Japan will reopen to international tourists for the first time in more than two years on June 10.
Travellers keen to visit the land of the rising sun will be able to do so again but only if visiting on organised package tours and accompanied by tour guides.
The news was announced by Prime Minister Fumio Kishida in Tokyo on Thursday.
With some of the world’s strictest Covid-19 measures, Japan has been sealed off to much of the world since the onset of the pandemic.
“We will resume accepting tourists on package tours with guides from the 10th of next month,” Kishida said in Tokyo.

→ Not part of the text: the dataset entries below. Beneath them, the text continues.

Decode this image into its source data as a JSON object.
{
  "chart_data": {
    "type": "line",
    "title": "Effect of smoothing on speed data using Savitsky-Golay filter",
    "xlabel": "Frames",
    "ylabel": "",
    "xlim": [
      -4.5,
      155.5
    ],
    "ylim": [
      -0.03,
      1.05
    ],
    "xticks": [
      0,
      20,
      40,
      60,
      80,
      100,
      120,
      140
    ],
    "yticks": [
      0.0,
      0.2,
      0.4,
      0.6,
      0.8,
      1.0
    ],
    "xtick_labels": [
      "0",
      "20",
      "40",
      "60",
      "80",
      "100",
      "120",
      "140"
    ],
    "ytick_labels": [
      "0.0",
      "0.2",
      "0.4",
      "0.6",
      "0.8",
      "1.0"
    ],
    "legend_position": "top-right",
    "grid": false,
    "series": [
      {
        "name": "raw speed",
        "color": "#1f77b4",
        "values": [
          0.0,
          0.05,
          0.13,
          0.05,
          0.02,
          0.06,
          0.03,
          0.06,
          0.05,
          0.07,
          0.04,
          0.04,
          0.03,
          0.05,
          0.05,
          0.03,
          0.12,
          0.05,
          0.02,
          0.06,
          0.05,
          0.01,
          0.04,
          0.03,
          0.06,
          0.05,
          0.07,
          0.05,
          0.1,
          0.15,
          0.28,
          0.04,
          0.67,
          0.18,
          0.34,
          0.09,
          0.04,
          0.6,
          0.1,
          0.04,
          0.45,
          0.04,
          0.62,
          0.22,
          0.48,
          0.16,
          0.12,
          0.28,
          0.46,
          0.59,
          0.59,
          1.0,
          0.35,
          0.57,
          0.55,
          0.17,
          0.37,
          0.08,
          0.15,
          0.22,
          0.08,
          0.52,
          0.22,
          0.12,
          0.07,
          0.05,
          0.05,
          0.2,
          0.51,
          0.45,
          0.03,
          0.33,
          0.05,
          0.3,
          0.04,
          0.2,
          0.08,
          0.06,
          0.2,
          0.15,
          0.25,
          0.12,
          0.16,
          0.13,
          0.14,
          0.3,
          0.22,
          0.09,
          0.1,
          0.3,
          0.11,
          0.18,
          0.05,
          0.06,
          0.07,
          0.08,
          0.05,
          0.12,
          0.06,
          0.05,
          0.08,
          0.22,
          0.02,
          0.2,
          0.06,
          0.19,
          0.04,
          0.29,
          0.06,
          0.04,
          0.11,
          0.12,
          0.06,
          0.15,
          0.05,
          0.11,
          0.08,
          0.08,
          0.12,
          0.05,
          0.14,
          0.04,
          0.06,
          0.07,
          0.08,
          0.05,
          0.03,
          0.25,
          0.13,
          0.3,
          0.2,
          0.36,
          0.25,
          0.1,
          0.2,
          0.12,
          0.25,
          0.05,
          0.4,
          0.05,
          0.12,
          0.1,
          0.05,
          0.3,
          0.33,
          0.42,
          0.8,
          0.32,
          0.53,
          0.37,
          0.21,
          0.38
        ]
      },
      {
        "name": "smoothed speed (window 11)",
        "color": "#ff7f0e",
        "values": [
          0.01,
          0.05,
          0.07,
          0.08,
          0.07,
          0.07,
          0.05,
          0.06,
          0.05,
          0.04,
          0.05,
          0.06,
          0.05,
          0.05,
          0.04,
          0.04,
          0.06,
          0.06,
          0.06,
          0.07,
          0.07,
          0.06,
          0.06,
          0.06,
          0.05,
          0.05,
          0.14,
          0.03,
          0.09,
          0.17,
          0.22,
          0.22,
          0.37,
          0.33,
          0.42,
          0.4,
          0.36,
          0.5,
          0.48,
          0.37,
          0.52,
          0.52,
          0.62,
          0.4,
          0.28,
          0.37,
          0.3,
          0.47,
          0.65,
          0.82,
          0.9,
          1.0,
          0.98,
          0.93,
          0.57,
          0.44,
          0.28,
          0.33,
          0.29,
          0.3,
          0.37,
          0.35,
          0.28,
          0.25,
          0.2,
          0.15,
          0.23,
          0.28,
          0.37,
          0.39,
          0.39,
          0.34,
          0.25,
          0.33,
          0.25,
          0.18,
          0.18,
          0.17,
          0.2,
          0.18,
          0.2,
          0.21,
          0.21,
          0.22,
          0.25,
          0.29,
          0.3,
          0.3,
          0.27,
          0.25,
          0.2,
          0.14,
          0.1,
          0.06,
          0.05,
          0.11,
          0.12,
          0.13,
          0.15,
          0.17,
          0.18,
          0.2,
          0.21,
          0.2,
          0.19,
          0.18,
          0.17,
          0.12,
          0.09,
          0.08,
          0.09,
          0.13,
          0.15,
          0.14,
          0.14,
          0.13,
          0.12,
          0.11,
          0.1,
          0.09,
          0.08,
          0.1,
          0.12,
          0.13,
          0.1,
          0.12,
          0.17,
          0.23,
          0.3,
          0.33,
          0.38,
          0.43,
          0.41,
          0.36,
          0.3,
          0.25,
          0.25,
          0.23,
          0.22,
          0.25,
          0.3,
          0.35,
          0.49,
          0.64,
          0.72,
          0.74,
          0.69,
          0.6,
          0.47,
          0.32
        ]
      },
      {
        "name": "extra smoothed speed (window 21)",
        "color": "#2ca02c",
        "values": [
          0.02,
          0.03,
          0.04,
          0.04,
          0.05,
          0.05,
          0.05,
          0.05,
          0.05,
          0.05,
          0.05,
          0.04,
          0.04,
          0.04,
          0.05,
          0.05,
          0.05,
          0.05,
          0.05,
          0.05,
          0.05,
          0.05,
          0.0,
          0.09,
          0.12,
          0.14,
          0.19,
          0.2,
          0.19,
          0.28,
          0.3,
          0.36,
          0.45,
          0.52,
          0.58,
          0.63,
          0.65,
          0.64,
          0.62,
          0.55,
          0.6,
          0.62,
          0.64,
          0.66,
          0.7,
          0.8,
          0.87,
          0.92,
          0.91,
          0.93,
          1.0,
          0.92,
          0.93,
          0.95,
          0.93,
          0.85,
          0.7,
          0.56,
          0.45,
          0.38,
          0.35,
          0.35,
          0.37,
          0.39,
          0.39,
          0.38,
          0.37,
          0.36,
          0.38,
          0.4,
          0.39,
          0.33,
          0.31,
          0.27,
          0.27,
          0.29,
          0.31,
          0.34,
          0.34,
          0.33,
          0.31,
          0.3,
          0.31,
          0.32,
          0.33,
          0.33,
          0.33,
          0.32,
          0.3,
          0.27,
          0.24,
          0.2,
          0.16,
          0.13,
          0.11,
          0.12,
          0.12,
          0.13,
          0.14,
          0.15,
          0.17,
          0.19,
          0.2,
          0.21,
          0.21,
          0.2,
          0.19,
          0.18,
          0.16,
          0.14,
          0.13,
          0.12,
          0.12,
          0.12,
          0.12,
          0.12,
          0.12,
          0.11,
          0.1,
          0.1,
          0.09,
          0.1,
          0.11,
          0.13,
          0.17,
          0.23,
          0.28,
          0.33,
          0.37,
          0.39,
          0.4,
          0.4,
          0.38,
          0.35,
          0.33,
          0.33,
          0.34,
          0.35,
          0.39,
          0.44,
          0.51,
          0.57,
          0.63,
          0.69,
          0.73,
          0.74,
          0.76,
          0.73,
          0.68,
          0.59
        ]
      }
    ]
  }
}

“Step by step we will aim to accept (tourists) as we did in normal times, taking into consideration the status of infections.”
He also announced that International flights will be allowed to resume to Hokkaido and Okinawa from the end of June, reported local news outlet NHK.
Border entry measures mean that only 10,000 overseas visitors can fly to the East Asian destination each day, currently only applicable to business and student travellers and those participating in organised government tours.
This visitor cap will increase to 20,000 from June 1, and the country will being accepting foreign tourists within the new quota nine days later.
International visitors will need to be fully vaccinated to visit, including having had a booster dose of a recognised Covid-19 vaccine to travel to Japan.
First international test tourists land in Japan
The first groups of tourists arrived in the country earlier this week as part of the government's small-scale test tours planned as part of a gradual reopening.
Seven US tourists, six from Hawaii and another from Los Angeles, are some of the very first international tourists to arrive in Japan since before the Covid-19 pandemic.
The visit is designed to allow the government to assess health and safety protocols for travellers ahead of the wider reopening. Only travellers from the US, Australia, Thailand and Singapore are eligible to visit on these test tours which take in about 12 of Japan's prefectures.
Once a bright spot for Japan, the tourism industry has plummeted thanks to the country's strict border measures with only 250,000 foreign visitors in 2021 compared to nearly 32 million in 2019.
Japanese authorities have ambitious plans to attract up to 60 million annual foreign tourists by 2030.